A lesson taught by the blizzard Home teaching: Students could continue to learn even while schools are closed if they had 'snow study packets,' wrote essays, conferred with teachers and gathered for afternoon group work.

The Education Beat

January 10, 1996|By Mike Bowler | Mike Bowler,SUN STAFF

ONE SIZABLE group in Maryland education is relatively unaffected by the snow emergency: the 5,000 students who are educated at home.

And maybe there is a lesson in home schooling that the monolithic public school systems have yet to learn. When it snows, school is called off, the kids and their teachers stay home, and no one has a brain cell enriched until the snow melts, sometimes days later. (This is unique to the East Coast of the United States, by the way. School is seldom called off in industrial countries with much more severe winter weather.)

But why not take advantage of home schooling? Well ahead of time, why not prepare a "snow study packet," appropriate to age and grade level, for each student in Maryland? Mark it, "Do not open until snow closes school" and send it home in early November. Match the curriculum to the winter season. Have the kids study weather forecasting, for example, or black history during February, or the American heroes of winter -- Washington, Lincoln, King. In short, make it a correspondence course.

Have homebound students write essays to be graded when regular school resumes. Invite them to confer with teachers -- who are equally snowbound -- by telephone. (Students with interactive computers can consult by modem, as a few are doing this week in Howard County.)

Get all the kids on the block together for some afternoon group work. Get public television involved. (Maryland Public Television gave more than two hours last week in behalf of college financial aid.

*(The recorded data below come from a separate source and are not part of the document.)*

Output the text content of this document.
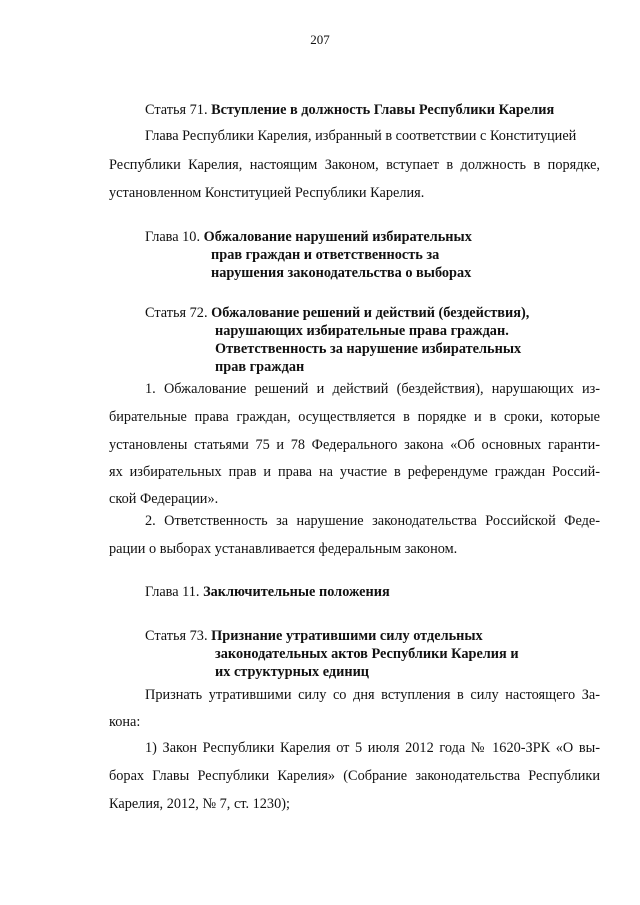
207
Статья 71. Вступление в должность Главы Республики Карелия
Глава Республики Карелия, избранный в соответствии с Конституцией
Республики Карелия, настоящим Законом, вступает в должность в порядке,
установленном Конституцией Республики Карелия.
Глава 10. Обжалование нарушений избирательных
прав граждан и ответственность за
нарушения законодательства о выборах
Статья 72. Обжалование решений и действий (бездействия),
нарушающих избирательные права граждан.
Ответственность за нарушение избирательных
прав граждан
1. Обжалование решений и действий (бездействия), нарушающих из-
бирательные права граждан, осуществляется в порядке и в сроки, которые
установлены статьями 75 и 78 Федерального закона «Об основных гаранти-
ях избирательных прав и права на участие в референдуме граждан Россий-
ской Федерации».
2. Ответственность за нарушение законодательства Российской Феде-
рации о выборах устанавливается федеральным законом.
Глава 11. Заключительные положения
Статья 73. Признание утратившими силу отдельных
законодательных актов Республики Карелия и
их структурных единиц
Признать утратившими силу со дня вступления в силу настоящего За-
кона:
1) Закон Республики Карелия от 5 июля 2012 года № 1620-ЗРК «О вы-
борах Главы Республики Карелия» (Собрание законодательства Республики
Карелия, 2012, № 7, ст. 1230);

Why not in behalf of education during snow emergencies?)

If the educators went about it with a solid plan, perhaps the hours of home instruction during snow emergencies could be counted officially, thus saving "snow days."

"It sounds like a solid idea to me," Nancy S. Grasmick, the frustrated state school superintendent, said yesterday. (Dr. Grasmick was snowbound at her Baltimore County home.) "I'd be more than willing to convene a representative group of the 24 Maryland school districts to discuss it."

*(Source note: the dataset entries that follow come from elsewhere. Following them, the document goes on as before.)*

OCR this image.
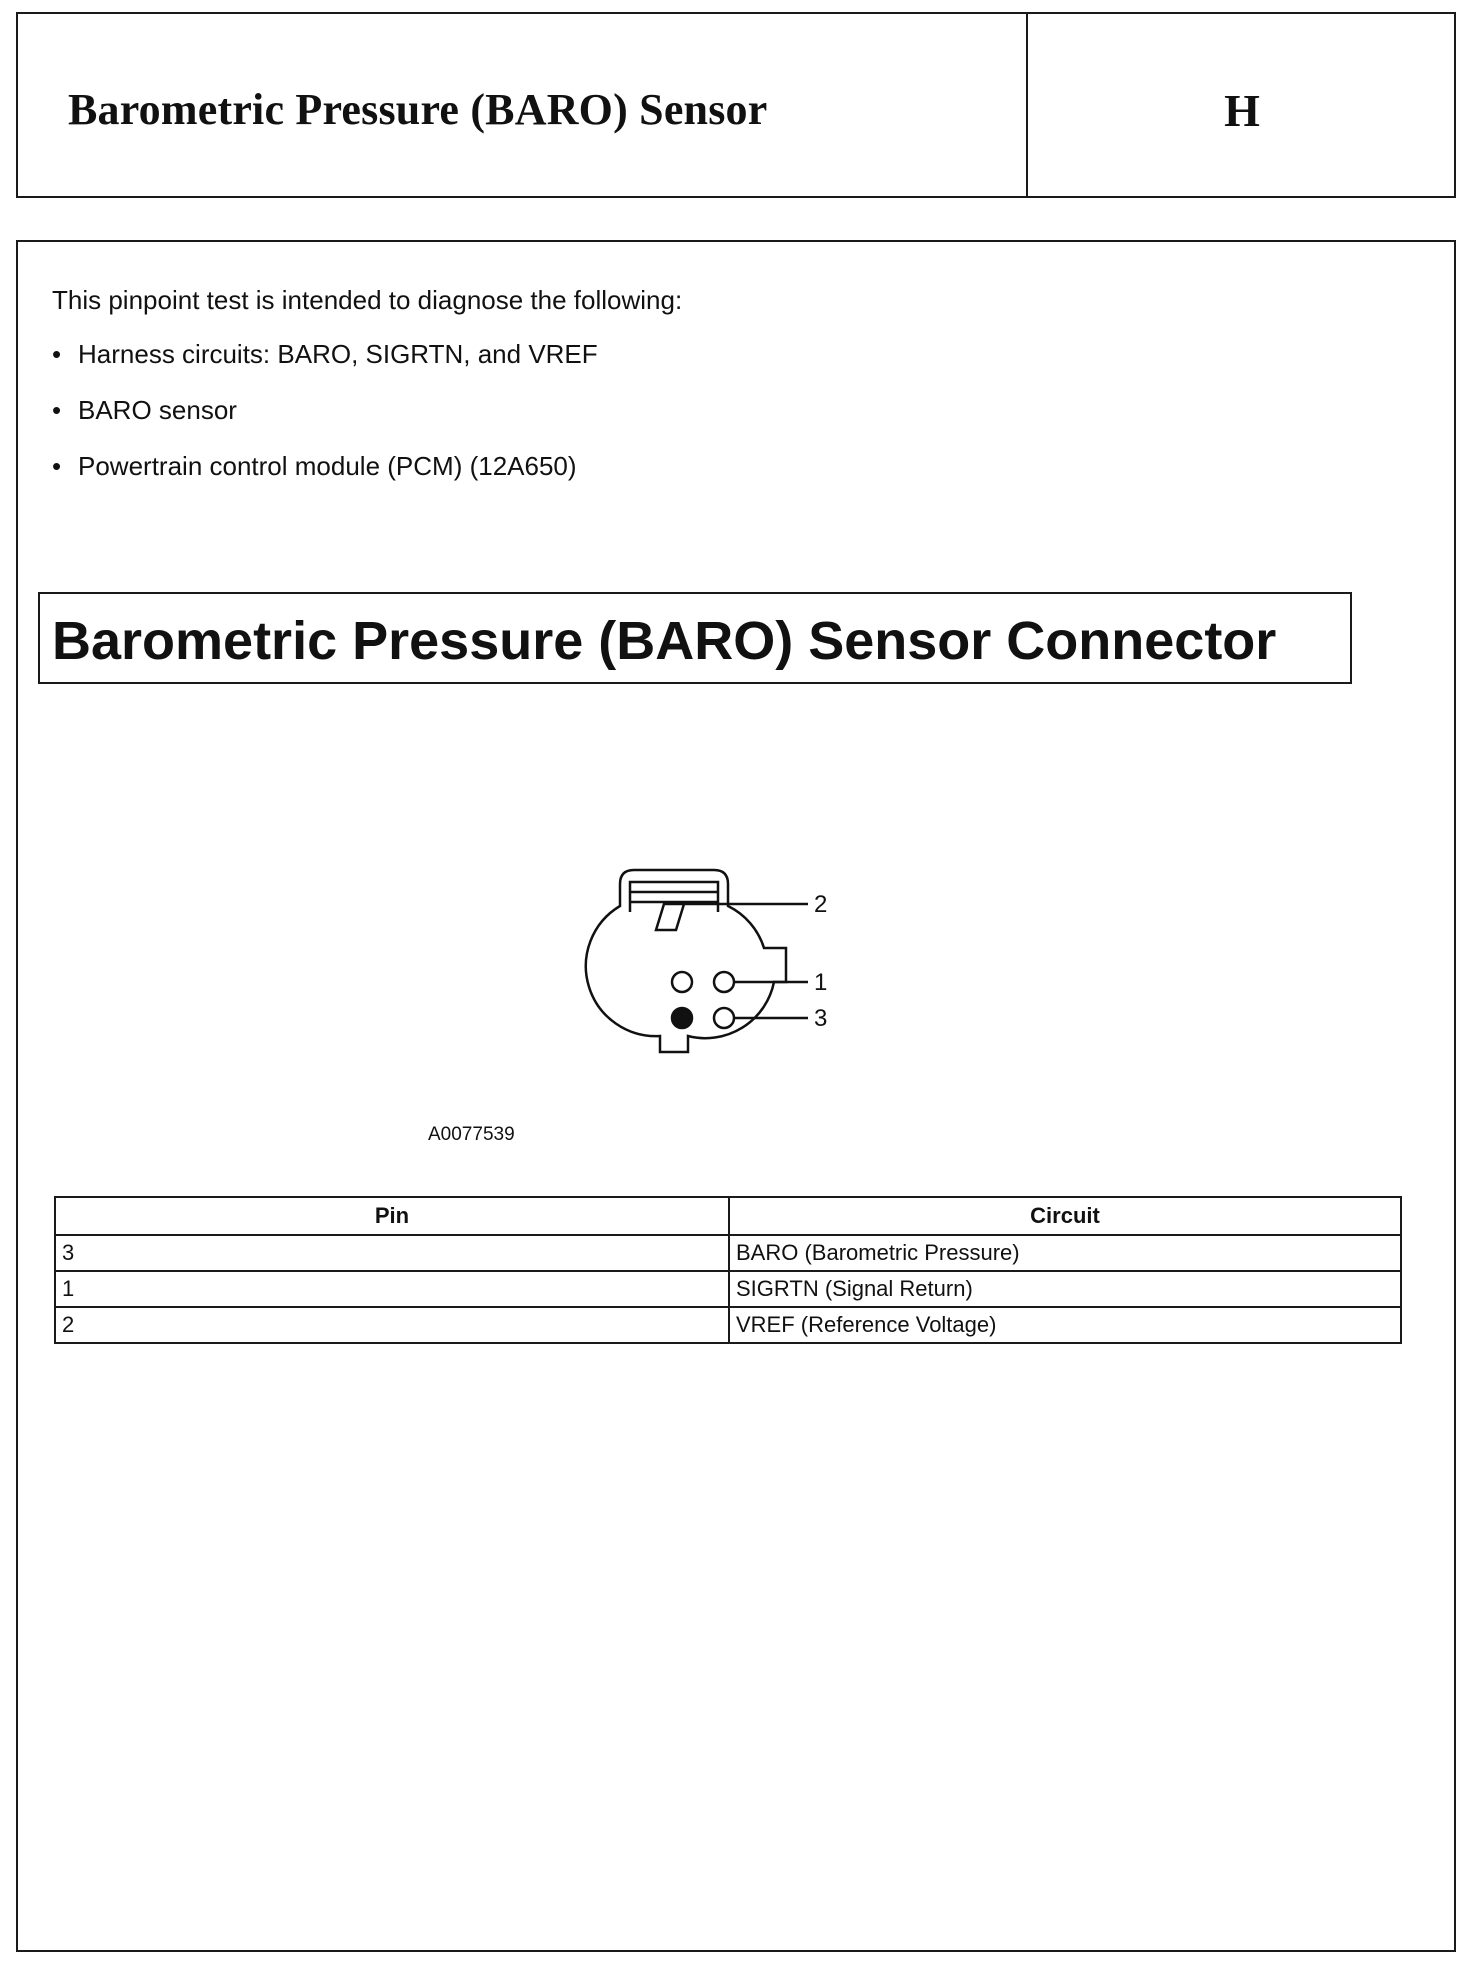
Barometric Pressure (BARO) Sensor	H
This pinpoint test is intended to diagnose the following:
• Harness circuits: BARO, SIGRTN, and VREF
• BARO sensor
• Powertrain control module (PCM) (12A650)
Barometric Pressure (BARO) Sensor Connector
2
1
3
A0077539
Pin	Circuit
3	BARO (Barometric Pressure)
1	SIGRTN (Signal Return)
2	VREF (Reference Voltage)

Dr. Grasmick also said that extending the school day -- rather than adding days in June -- "was proven during the 1994 ice storms to be a much more productive way of making up the time missed during snow closings." So look for lengthened instructional days rather than a drawn-out year when Maryland schools emerge from the current crisis.

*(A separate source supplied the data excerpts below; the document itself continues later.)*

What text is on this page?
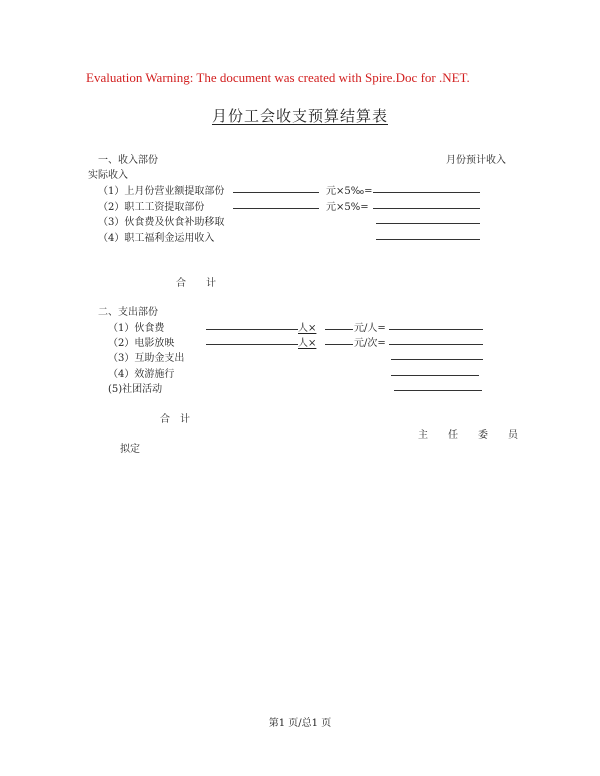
Evaluation Warning: The document was created with Spire.Doc for .NET.
月份工会收支预算结算表
一、收入部份	月份预计收入
实际收入
（1）上月份营业额提取部份	元×5‰=
（2）职工工资提取部份	元×5%=
（3）伙食费及伙食补助移取
（4）职工福利金运用收入
合　　计
二、支出部份
（1）伙食费	人×	元/人=
（2）电影放映	人×	元/次=
（3）互助金支出
（4）效游施行
(5)社团活动
合　计
主　　任　　委　　员
拟定
第1 页/总1 页
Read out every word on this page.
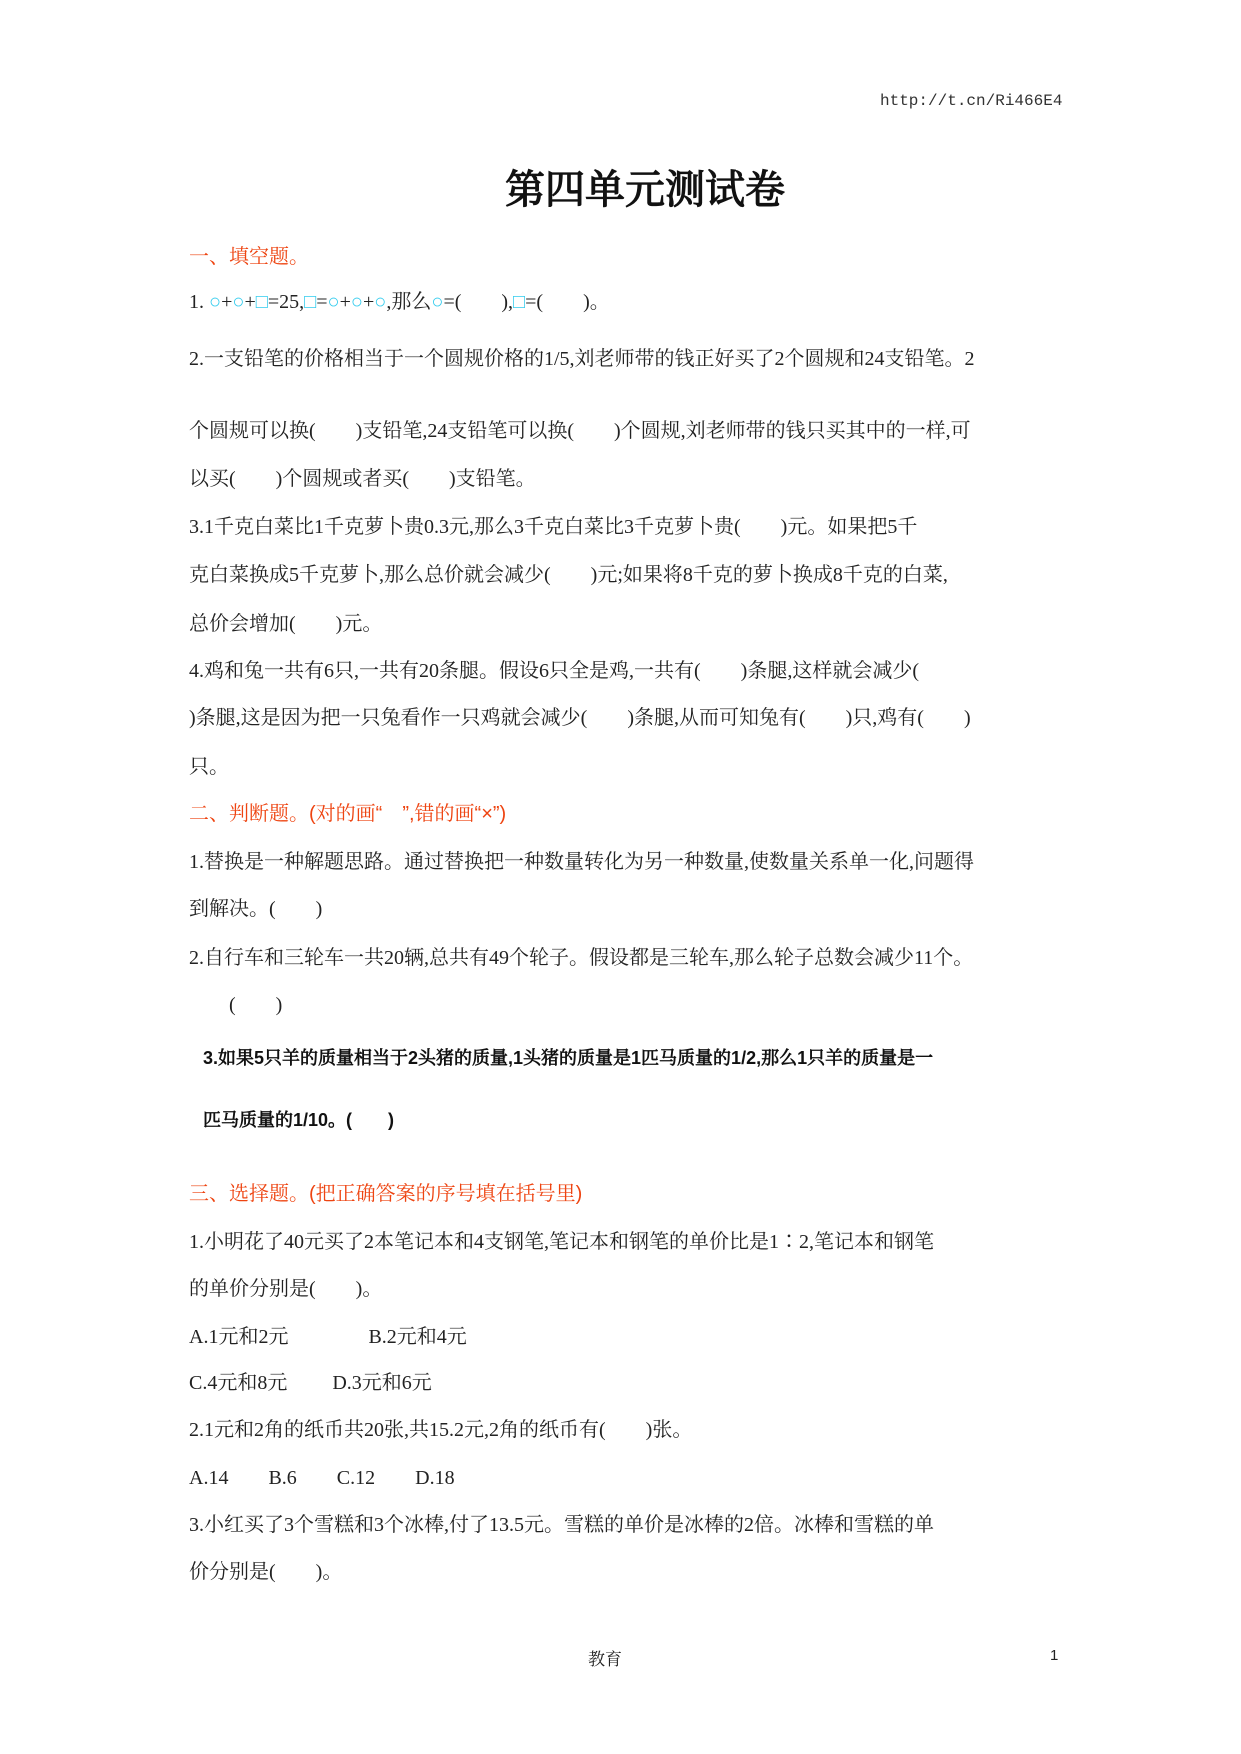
http://t.cn/Ri466E4
第四单元测试卷
一、填空题。
1. ○+○+□=25,□=○+○+○,那么○=(　　),□=(　　)。
2.一支铅笔的价格相当于一个圆规价格的1/5,刘老师带的钱正好买了2个圆规和24支铅笔。2
个圆规可以换(　　)支铅笔,24支铅笔可以换(　　)个圆规,刘老师带的钱只买其中的一样,可
以买(　　)个圆规或者买(　　)支铅笔。
3.1千克白菜比1千克萝卜贵0.3元,那么3千克白菜比3千克萝卜贵(　　)元。如果把5千
克白菜换成5千克萝卜,那么总价就会减少(　　)元;如果将8千克的萝卜换成8千克的白菜,
总价会增加(　　)元。
4.鸡和兔一共有6只,一共有20条腿。假设6只全是鸡,一共有(　　)条腿,这样就会减少(
)条腿,这是因为把一只兔看作一只鸡就会减少(　　)条腿,从而可知兔有(　　)只,鸡有(　　)
只。
二、判断题。(对的画“　”,错的画“×”)
1.替换是一种解题思路。通过替换把一种数量转化为另一种数量,使数量关系单一化,问题得
到解决。(　　)
2.自行车和三轮车一共20辆,总共有49个轮子。假设都是三轮车,那么轮子总数会减少11个。
　　(　　)
3.如果5只羊的质量相当于2头猪的质量,1头猪的质量是1匹马质量的1/2,那么1只羊的质量是一
匹马质量的1/10。(　　)
三、选择题。(把正确答案的序号填在括号里)
1.小明花了40元买了2本笔记本和4支钢笔,笔记本和钢笔的单价比是1∶2,笔记本和钢笔
的单价分别是(　　)。
A.1元和2元　　　　B.2元和4元
C.4元和8元　　 D.3元和6元
2.1元和2角的纸币共20张,共15.2元,2角的纸币有(　　)张。
A.14　　B.6　　C.12　　D.18
3.小红买了3个雪糕和3个冰棒,付了13.5元。雪糕的单价是冰棒的2倍。冰棒和雪糕的单
价分别是(　　)。
教育	1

Christopher T. Cross, president of the state Board of Education, also is frustrated. "We need more creative ways to confront winter weather," he said. "This is a creative idea that should be considered. We also need to find ways to use technology more creatively when the weather shuts us down."

Mr. Cross was a member of the National Education Commission on Time and Learning, which two years ago reported that American students lag in the time they spend studying basic subjects. Students in Germany, France and Japan spend more than twice as much time as their American counterparts on core academics, the commission said.

The students overseas also spend much less time at home while it snows. "That seems to add insult to injury," Mr. Cross said.

Any tinkering with the instructional calendar faces opposition. Shifting instruction home during nasty weather will be resisted by the same folks who oppose year-round schooling -- and by those who oppose home schooling. Parents aren't qualified, they'll say. It's the schools' job. Some parents won't do it. It's inconvenient.

All of those objections are surmountable in a nation where education is one of the few things citizens pay dearly for, yet welcome gleefully when it's disrupted.

Johns Hopkins official retires after 26 1/2 years

One of Maryland's most productive university officials retired at the end of the year. Ellery B. Woodworth, special assistant to the president of the Johns Hopkins University, left Homewood after 26 1/2 years.

Mr. Woodworth, known as "Woody," served five Hopkins presidents as a lobbyist in Annapolis and Washington, where he is known almost as well as in Baltimore musical circles. Since 1980, he has been musical director and conductor of the Hopkins Festival Band, playing at university commencements and other ceremonies.